Answer
The tangent is $$y=-\frac{5}{4}x+6$$ and the normal is $$y=\frac{4}{5}x-\frac{11}{5}$$
Work Step by Step
$$x+\sqrt{xy}=6\hspace{2cm}(4,1)$$
a) Find the derivative of the function: $$1+\frac{1}{2\sqrt{xy}}(xy)'=0$$ $$1+\frac{y+xy'}{2\sqrt{xy}}=0$$ $$1+\frac{y}{2\sqrt{xy}}+\frac{xy'}{2\sqrt{xy}}=0$$ $$\frac{2\sqrt{xy}+y}{2\sqrt{xy}}+\frac{xy'}{2\sqrt{xy}}=0$$ $$y'=-\frac{\frac{2\sqrt{xy}+y}{2\sqrt{xy}}}{\frac{x}{2\sqrt{xy}}}=-\frac{2\sqrt{xy}+y}{x}$$
b) The slope of the tangent at $(4,1)$ is $$y'=-\frac{2\sqrt{4\times1}+1}{4}=-\frac{2\times2+1}{4}$$ $$y'=-\frac{5}{4}$$
The tangent to the curve at $(4,1)$ is $$y-1=-\frac{5}{4}(x-4)$$ $$y-1=-\frac{5}{4}x+5$$ $$y=-\frac{5}{4}x+6$$
c) Since the normal is the perpendicular line to the tangent at a point, the product of their slopes equals $-1$.

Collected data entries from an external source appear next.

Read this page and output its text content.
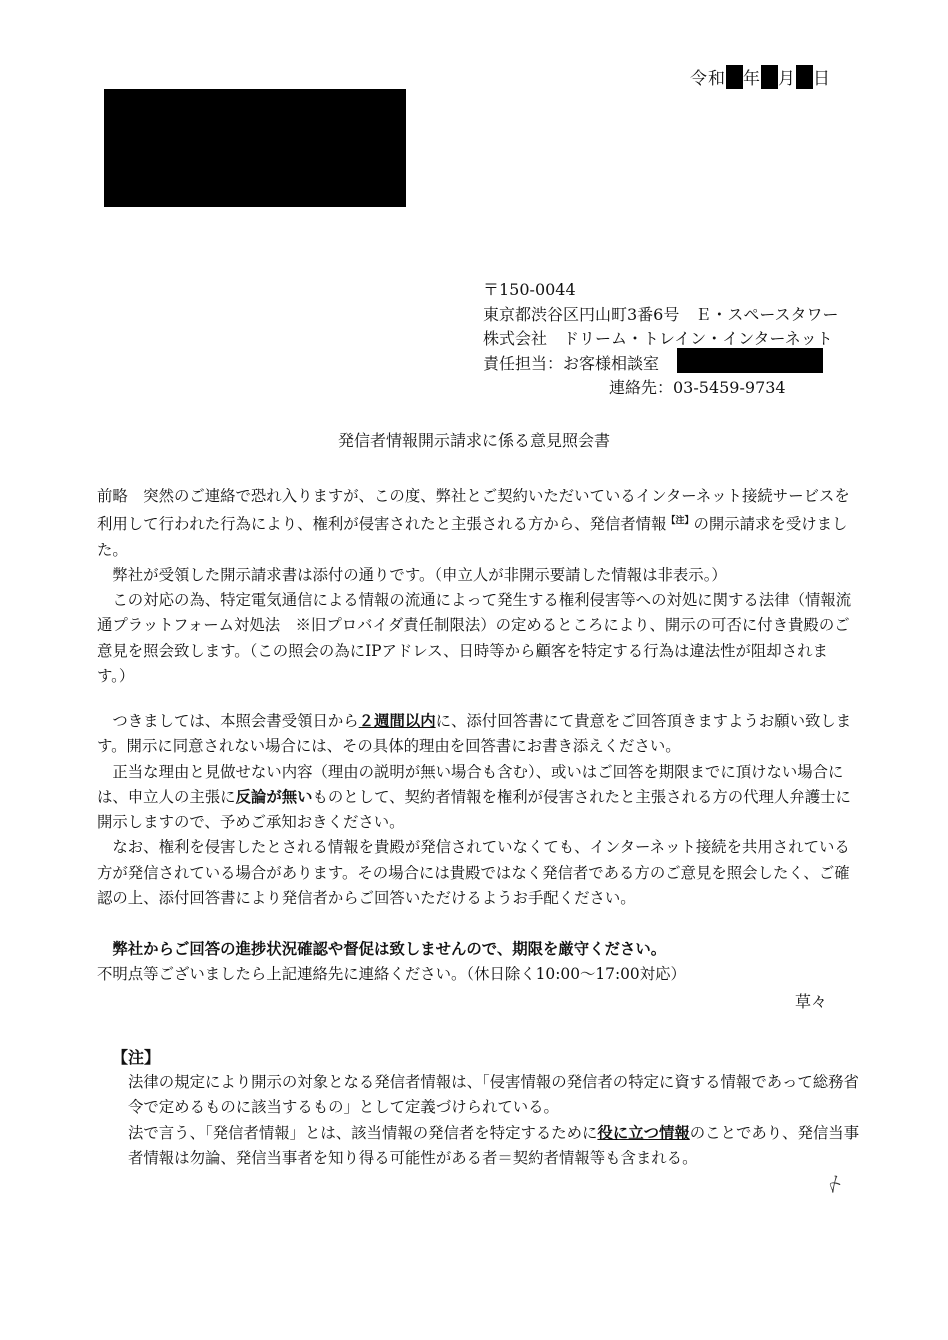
令和 年 月 日
〒150-0044
東京都渋谷区円山町3番6号　Ｅ・スペースタワー
株式会社　ドリーム・トレイン・インターネット
責任担当：お客様相談室
連絡先：03-5459-9734
発信者情報開示請求に係る意見照会書

前略　突然のご連絡で恐れ入りますが、この度、弊社とご契約いただいているインターネット接続サービスを利用して行われた行為により、権利が侵害されたと主張される方から、発信者情報$^{【注】}$の開示請求を受けました。

弊社が受領した開示請求書は添付の通りです。（申立人が非開示要請した情報は非表示。）

この対応の為、特定電気通信による情報の流通によって発生する権利侵害等への対処に関する法律（情報流通プラットフォーム対処法　※旧プロバイダ責任制限法）の定めるところにより、開示の可否に付き貴殿のご意見を照会致します。（この照会の為にIPアドレス、日時等から顧客を特定する行為は違法性が阻却されます。）

つきましては、本照会書受領日から２週間以内に、添付回答書にて貴意をご回答頂きますようお願い致します。開示に同意されない場合には、その具体的理由を回答書にお書き添えください。

正当な理由と見做せない内容（理由の説明が無い場合も含む）、或いはご回答を期限までに頂けない場合には、申立人の主張に反論が無いものとして、契約者情報を権利が侵害されたと主張される方の代理人弁護士に開示しますので、予めご承知おきください。

なお、権利を侵害したとされる情報を貴殿が発信されていなくても、インターネット接続を共用されている方が発信されている場合があります。その場合には貴殿ではなく発信者である方のご意見を照会したく、ご確認の上、添付回答書により発信者からご回答いただけるようお手配ください。

弊社からご回答の進捗状況確認や督促は致しませんので、期限を厳守ください。

不明点等ございましたら上記連絡先に連絡ください。（休日除く10:00～17:00対応）

草々
【注】

法律の規定により開示の対象となる発信者情報は、「侵害情報の発信者の特定に資する情報であって総務省令で定めるものに該当するもの」として定義づけられている。

法で言う、「発信者情報」とは、該当情報の発信者を特定するために役に立つ情報のことであり、発信当事者情報は勿論、発信当事者を知り得る可能性がある者＝契約者情報等も含まれる。

〆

Therefore, if we call the slope of the normal at $(4,1)$ $s$, we would have $$s\times\Big(-\frac{5}{4}\Big)=-1$$ $$s=\frac{4}{5}$$
The normal to the curve at $(4,1)$ is $$y-1=\frac{4}{5}(x-4)$$ $$y-1=\frac{4}{5}x-\frac{16}{5}$$ $$y=\frac{4}{5}x-\frac{11}{5}$$